NASA has set its sights on the Martian moon Phobos as a potential initial base for human exploration of the Red Planet — but powerful solar eruptions could throw a wrench in this plan.
A new NASA study shows that solar wind — the stream of electrically charged particles that the sun blows out into space — creates a complex electrical environment on Phobos, which could possibly affect astronauts and any scientific equipment brought to the irregularly shaped moon in future missions.
"We found that astronauts or rovers could accumulate significant electric charges when traversing the night side of Phobos — the side facing Mars during the Martian day," William Farrell, lead author of the study from NASA's Goddard Space Flight Center, said in a statement. "While we don't expect these charges to be large enough to injure an astronaut, they are potentially large enough to affect sensitive equipment, so we would need to design spacesuits and equipment that minimizes any charging hazard." [Moons of Mars: Amazing Photos of Phobos and Deimos]
In theory, astronauts would travel to Phobos and remotely operate robots on the Martian surface, reducing the considerable time delay faced by Earth-based operators.

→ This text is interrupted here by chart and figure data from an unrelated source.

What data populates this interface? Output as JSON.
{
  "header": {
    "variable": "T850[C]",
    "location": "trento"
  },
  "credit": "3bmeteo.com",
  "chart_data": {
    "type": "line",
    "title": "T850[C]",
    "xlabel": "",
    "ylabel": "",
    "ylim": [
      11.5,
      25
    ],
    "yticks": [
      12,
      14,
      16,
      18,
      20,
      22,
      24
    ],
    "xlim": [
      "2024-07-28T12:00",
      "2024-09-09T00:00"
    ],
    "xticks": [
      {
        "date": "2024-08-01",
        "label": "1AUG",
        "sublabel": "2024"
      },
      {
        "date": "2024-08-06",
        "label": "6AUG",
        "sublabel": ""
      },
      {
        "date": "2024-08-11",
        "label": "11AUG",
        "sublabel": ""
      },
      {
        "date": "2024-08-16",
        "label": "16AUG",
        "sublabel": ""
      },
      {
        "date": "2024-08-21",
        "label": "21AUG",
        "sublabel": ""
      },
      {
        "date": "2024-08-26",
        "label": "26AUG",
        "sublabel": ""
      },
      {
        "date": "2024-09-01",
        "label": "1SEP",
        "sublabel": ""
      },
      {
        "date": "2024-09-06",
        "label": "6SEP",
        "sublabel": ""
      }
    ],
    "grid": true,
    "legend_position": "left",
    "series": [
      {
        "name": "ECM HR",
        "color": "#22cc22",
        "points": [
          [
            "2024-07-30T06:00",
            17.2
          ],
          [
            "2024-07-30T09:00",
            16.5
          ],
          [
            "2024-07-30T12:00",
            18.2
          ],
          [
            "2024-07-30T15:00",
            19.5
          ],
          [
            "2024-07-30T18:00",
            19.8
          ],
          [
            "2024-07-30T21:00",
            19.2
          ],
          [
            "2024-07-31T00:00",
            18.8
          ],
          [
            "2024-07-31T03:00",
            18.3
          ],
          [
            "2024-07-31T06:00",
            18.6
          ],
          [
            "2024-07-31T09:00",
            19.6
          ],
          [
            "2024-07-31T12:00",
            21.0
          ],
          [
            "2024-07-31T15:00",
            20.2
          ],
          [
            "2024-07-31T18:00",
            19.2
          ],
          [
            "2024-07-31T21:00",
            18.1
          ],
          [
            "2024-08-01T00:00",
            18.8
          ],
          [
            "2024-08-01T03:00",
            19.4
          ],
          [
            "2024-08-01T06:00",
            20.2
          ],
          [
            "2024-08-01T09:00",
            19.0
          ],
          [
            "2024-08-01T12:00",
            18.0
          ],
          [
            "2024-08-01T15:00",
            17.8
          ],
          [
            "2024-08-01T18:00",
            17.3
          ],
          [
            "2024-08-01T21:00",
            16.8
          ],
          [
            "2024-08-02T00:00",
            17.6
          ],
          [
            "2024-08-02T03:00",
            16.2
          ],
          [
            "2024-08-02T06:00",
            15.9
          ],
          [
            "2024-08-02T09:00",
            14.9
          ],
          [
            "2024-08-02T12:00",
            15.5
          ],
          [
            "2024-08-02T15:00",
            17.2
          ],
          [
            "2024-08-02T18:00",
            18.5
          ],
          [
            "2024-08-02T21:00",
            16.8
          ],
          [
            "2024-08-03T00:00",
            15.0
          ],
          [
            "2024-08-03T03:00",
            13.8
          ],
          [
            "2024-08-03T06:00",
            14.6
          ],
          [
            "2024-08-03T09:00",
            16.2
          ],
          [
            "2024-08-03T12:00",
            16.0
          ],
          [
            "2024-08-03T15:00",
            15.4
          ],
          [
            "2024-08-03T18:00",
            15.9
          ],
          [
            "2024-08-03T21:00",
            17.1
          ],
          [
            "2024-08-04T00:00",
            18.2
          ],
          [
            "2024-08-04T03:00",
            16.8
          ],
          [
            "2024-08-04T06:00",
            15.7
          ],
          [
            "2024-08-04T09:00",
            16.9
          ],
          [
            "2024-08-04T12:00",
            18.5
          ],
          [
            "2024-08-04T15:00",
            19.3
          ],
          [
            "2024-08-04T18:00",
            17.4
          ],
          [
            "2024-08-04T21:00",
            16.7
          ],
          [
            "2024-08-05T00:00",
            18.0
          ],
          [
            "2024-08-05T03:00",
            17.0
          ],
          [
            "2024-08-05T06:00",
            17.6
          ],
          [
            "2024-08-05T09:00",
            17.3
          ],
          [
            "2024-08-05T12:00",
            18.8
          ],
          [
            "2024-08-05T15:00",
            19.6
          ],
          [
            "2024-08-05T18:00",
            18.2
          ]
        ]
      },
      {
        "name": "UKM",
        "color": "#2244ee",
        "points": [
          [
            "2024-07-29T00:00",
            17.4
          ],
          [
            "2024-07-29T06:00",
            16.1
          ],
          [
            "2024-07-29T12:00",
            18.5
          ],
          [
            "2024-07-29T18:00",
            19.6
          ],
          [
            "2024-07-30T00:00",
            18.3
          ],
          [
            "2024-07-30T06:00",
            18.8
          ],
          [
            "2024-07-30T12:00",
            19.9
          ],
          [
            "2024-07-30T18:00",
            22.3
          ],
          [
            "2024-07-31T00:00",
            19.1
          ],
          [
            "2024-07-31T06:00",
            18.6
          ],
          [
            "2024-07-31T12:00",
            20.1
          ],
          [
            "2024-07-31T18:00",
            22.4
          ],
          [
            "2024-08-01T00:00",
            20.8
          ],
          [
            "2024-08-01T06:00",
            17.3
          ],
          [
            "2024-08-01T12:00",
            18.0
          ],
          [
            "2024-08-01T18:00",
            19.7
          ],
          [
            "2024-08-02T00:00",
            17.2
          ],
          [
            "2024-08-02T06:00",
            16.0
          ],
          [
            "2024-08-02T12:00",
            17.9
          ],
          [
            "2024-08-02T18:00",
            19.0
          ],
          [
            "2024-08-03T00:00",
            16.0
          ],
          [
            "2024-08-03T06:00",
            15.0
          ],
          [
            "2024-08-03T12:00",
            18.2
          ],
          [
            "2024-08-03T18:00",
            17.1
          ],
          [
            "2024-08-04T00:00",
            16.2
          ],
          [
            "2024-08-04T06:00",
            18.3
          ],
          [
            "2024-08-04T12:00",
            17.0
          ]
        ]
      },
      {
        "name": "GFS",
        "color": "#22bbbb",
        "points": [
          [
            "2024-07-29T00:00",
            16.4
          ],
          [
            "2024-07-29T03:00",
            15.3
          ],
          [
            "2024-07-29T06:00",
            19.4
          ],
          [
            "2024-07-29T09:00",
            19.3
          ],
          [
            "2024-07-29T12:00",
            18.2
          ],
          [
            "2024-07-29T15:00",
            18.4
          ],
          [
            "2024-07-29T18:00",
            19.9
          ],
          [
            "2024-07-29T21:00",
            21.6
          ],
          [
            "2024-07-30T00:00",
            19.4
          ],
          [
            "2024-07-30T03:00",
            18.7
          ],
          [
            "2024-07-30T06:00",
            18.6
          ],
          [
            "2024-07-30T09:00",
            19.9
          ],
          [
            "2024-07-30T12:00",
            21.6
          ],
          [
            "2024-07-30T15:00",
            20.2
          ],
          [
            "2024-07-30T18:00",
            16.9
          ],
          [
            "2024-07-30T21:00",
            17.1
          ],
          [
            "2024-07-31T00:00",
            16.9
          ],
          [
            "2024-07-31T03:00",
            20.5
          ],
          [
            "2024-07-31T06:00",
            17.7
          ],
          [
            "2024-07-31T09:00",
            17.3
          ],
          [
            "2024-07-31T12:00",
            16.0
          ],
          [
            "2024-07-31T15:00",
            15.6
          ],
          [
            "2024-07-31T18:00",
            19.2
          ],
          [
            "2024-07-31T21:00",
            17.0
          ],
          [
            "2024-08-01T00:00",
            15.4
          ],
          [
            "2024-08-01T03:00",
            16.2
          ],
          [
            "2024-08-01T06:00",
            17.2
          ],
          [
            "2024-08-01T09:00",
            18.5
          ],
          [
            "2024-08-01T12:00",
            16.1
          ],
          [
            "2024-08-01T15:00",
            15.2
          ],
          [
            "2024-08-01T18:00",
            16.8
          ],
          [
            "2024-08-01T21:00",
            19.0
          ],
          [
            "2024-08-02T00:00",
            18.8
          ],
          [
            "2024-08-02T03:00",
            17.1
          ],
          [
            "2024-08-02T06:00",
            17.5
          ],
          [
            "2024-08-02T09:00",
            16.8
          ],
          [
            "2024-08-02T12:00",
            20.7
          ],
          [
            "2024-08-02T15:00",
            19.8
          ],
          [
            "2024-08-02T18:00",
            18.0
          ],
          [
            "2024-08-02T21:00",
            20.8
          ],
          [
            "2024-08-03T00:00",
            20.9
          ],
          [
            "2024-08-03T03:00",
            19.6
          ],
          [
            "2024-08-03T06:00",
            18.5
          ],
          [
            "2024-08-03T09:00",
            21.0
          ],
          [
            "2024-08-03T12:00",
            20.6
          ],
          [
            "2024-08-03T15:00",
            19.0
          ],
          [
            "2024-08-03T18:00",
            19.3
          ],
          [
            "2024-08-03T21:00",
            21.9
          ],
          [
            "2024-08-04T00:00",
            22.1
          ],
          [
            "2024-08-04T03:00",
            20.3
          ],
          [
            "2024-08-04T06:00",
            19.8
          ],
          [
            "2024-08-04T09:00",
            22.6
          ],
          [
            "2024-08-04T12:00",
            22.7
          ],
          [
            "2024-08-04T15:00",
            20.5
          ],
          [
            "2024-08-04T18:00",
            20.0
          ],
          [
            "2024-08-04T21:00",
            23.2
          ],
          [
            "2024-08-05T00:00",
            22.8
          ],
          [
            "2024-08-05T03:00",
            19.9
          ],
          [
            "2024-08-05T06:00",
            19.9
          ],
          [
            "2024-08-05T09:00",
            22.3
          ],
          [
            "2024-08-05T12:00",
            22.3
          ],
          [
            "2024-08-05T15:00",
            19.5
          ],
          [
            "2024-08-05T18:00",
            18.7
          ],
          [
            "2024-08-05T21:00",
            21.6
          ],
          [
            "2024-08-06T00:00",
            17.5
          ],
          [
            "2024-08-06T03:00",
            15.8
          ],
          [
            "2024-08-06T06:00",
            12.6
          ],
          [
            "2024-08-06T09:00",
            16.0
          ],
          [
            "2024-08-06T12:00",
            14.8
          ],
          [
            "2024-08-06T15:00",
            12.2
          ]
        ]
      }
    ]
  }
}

NASA has considered Phobos as a possible initial base because its weak gravity makes it easier to land spacecraft, astronauts and supplies, according to the statement.
Phobos orbits incredibly close to Mars, and since it has no atmosphere and no magnetosphere it plows directly through streams of solar wind and absorbs the electrically charged particles on its dayside. This, in turn, leaves a void over its nightside. As a result, negatively charged electrons from the solar wind fill this void and statically charge the moon's nightside. This same effect also occurs in other large shadowed areas on Phobos, such as Stickney crater, according to the study, which was published Oct. 3 in the journal Advances in Space Research.
"We found that excess charge builds up in these regions during all solar wind conditions, but the charging effect was especially severe in the wake of solar eruptions like coronal mass ejections, which are dense, fast gusts of solar wind," Farrell said in the statement.
For the study, the researchers modeled the flow of the solar wind around Phobos, revealing that the buildup of static charge on the nightside and in shadowed regions can reach 10,000 volts in some materials, such as the Teflon suits worn by astronauts during the Apollo lunar missions, according to the statement.
Therefore, astronauts and rovers traversing these areas on Phobos could build up significant electric charges. For example, friction created by astronauts walking across the nightside surface could transfer charge from the dust and rock to their spacesuits. Then, when the astronaut touches something conductive, like a piece of equipment, it could release the charge — similar to static shock experienced after walking across a rug and then touching a metal doorknob.
Previous studies have shown that the same charging effect occurs in large shadowed craters in the north and south poles of Earth's moon. However, Earth itself has an atmosphere and a magnetosphere that defends against the effects of solar wind.